New York, NY—Amidst tragic rates of homelessness among youth, especially those who are LGBTQ+, the New York City Department of Youth and Community Development (NYCDYCD) has enforced with warnings an existing mandate that prevents youth from sleeping in 24-hour drop-in centers—even while there continues to be a shortage of permanent housing and safe and accessible youth beds in homeless shelters. Access to cots for resting is just one of the many vital service these drop-in centers provide, including food, access to laundry facilities, mental health counseling—and more.

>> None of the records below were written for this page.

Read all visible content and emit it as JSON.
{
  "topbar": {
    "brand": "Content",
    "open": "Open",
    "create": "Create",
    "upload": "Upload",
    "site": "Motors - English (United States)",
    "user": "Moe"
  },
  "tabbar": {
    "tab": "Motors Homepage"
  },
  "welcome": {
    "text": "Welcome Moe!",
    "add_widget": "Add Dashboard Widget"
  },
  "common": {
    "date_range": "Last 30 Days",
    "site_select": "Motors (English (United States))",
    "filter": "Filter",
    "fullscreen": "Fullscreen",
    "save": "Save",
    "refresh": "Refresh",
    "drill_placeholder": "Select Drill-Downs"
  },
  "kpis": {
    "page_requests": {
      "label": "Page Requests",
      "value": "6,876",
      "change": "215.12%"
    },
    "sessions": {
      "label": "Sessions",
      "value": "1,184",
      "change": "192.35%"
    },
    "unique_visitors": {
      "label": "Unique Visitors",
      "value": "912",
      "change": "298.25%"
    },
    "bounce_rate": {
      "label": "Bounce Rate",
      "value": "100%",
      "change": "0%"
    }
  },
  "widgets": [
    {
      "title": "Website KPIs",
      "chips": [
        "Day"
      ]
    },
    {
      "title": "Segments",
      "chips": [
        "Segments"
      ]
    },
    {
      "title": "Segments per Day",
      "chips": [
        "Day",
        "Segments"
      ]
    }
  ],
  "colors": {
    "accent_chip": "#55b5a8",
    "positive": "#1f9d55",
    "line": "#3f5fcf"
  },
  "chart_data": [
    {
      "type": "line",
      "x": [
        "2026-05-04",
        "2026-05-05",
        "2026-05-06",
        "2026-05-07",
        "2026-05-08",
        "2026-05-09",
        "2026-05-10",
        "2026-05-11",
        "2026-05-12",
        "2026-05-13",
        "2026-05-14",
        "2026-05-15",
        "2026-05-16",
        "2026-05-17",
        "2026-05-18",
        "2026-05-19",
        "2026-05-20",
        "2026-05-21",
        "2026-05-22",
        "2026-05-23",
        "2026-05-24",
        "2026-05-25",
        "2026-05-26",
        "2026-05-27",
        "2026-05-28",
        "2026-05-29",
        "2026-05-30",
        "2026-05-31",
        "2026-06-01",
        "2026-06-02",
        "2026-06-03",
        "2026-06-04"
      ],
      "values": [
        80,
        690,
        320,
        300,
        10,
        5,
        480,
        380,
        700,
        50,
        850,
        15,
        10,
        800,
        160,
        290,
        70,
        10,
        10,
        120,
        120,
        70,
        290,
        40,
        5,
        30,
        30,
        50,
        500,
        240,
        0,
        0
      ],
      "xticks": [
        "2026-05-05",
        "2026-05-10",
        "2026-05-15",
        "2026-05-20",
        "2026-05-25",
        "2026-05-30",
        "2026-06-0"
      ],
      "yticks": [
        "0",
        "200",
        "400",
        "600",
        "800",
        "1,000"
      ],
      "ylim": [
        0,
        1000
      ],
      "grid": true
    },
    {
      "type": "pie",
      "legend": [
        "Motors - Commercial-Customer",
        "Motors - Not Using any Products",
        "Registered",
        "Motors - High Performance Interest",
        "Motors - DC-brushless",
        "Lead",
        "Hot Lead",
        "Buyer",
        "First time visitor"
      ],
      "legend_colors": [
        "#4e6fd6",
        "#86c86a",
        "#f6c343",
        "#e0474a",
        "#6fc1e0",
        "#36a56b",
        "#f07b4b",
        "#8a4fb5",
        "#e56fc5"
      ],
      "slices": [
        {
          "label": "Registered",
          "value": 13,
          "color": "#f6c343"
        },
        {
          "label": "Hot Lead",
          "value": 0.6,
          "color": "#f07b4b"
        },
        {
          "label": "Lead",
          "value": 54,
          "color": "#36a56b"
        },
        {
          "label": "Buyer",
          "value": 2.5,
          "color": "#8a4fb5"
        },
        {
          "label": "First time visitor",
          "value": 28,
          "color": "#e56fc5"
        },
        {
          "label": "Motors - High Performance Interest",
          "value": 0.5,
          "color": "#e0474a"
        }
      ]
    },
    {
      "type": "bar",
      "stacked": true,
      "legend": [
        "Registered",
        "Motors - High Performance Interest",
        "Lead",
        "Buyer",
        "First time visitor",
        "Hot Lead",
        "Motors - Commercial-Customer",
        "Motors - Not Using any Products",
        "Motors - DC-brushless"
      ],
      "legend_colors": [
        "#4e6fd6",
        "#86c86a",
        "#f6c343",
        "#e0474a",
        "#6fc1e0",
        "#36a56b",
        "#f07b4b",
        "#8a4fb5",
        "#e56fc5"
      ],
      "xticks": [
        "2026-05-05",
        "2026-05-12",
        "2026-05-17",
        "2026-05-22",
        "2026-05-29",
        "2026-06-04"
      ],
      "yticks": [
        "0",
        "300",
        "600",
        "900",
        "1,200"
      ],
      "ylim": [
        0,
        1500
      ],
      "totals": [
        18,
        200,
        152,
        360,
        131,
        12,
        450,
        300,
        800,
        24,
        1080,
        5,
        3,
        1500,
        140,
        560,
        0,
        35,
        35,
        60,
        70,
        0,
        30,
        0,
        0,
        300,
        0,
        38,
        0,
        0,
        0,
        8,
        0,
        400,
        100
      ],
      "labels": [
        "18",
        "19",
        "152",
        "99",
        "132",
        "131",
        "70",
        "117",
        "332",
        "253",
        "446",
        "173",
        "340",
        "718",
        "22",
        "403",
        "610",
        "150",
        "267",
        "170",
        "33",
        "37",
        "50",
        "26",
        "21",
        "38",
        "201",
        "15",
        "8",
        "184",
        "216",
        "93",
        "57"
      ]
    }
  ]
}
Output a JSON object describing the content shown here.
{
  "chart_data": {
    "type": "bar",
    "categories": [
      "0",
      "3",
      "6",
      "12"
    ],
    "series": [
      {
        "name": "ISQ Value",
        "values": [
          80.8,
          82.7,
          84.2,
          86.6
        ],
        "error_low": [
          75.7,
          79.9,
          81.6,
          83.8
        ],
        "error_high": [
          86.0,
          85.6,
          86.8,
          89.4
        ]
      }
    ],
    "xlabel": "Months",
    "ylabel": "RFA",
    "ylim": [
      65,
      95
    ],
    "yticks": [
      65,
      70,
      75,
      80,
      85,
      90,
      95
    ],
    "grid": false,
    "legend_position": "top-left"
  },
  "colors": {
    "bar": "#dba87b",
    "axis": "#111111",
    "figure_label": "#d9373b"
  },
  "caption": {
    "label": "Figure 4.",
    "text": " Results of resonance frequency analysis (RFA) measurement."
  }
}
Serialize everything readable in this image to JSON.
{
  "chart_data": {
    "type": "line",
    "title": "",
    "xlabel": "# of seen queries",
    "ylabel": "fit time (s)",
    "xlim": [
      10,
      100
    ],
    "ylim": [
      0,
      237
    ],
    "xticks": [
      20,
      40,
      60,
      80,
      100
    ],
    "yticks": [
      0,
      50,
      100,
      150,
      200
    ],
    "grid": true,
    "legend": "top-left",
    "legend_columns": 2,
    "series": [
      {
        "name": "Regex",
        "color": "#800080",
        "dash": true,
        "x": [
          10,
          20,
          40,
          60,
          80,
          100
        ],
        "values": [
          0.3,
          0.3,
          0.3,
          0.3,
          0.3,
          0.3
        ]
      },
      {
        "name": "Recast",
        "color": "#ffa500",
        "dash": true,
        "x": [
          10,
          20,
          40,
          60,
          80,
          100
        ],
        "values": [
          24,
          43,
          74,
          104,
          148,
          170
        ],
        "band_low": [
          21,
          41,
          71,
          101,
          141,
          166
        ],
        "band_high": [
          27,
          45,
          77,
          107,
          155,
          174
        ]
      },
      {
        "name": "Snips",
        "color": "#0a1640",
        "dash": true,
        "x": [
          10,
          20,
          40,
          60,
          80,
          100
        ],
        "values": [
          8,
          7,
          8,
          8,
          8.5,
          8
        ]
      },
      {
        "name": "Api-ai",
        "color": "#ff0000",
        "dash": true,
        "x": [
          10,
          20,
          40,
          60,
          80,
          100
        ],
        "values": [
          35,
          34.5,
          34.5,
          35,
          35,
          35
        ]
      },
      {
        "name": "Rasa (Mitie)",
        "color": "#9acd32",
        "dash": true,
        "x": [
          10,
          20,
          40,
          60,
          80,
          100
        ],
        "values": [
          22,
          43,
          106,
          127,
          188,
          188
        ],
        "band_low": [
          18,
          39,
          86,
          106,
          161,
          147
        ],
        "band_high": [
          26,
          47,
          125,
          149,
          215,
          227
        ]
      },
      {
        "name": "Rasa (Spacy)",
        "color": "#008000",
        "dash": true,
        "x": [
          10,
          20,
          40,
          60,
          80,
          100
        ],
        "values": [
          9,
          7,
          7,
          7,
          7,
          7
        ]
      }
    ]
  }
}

Presently, there are not enough beds for youth, who often do not feel safe in shelters with adults. When youth are sleeping on subway trains, in parks, and other dangerous places, they are at higher risk of contracting HIV and are less likely to be connected to health care and to become virally suppressed.
“Partnerships with New York City service agencies and community-based organizations are essential to the health and well-being of youth who are homeless, live in unstable housing, and are experiencing multiple challenges that place them a high risk for new or untreated HIV infection,” said Kishani Moreno, GMHC’s Interim Chief Executive Officer and Chief Operating Officer. “Deeper systemic changes are needed to comprehensively address the needs of homeless LGBTQ+ youth, including support for Housing First programs, mental health and substance use treatment, and protection from violence. Preventing youth from sleeping in 24-hour drop-in shelters is not a sound public health solution.”
Instead of NYC picking on homeless LGBTQ+ youth and the organizations that help them, we need solutions that actually work. GMHC advocates for the following to improve the support needed for homeless youth and young adults ages 16 to 24:
- Fund Housing First programs that provide immediate, safe, and supportive housing where youth feel safe and can connect to additional care services;
- Support collocation of community-based organizations with complimentary missions, which structurally facilitates more opportunities for partnerships and decreases barriers to care;
- Increase relationships with corporate funders and other industries that could donate in support of permanent housing and supportive residential programs.
With growing violence throughout the country and in NYC, and all the unjust laws being passed against LGBTQ+ youth, we will see more homeless youth seeking assistance. Yet, when we invest in our youth and the programs that support them to thrive, they are able to continue their education, transition to the workforce—and even help other youth.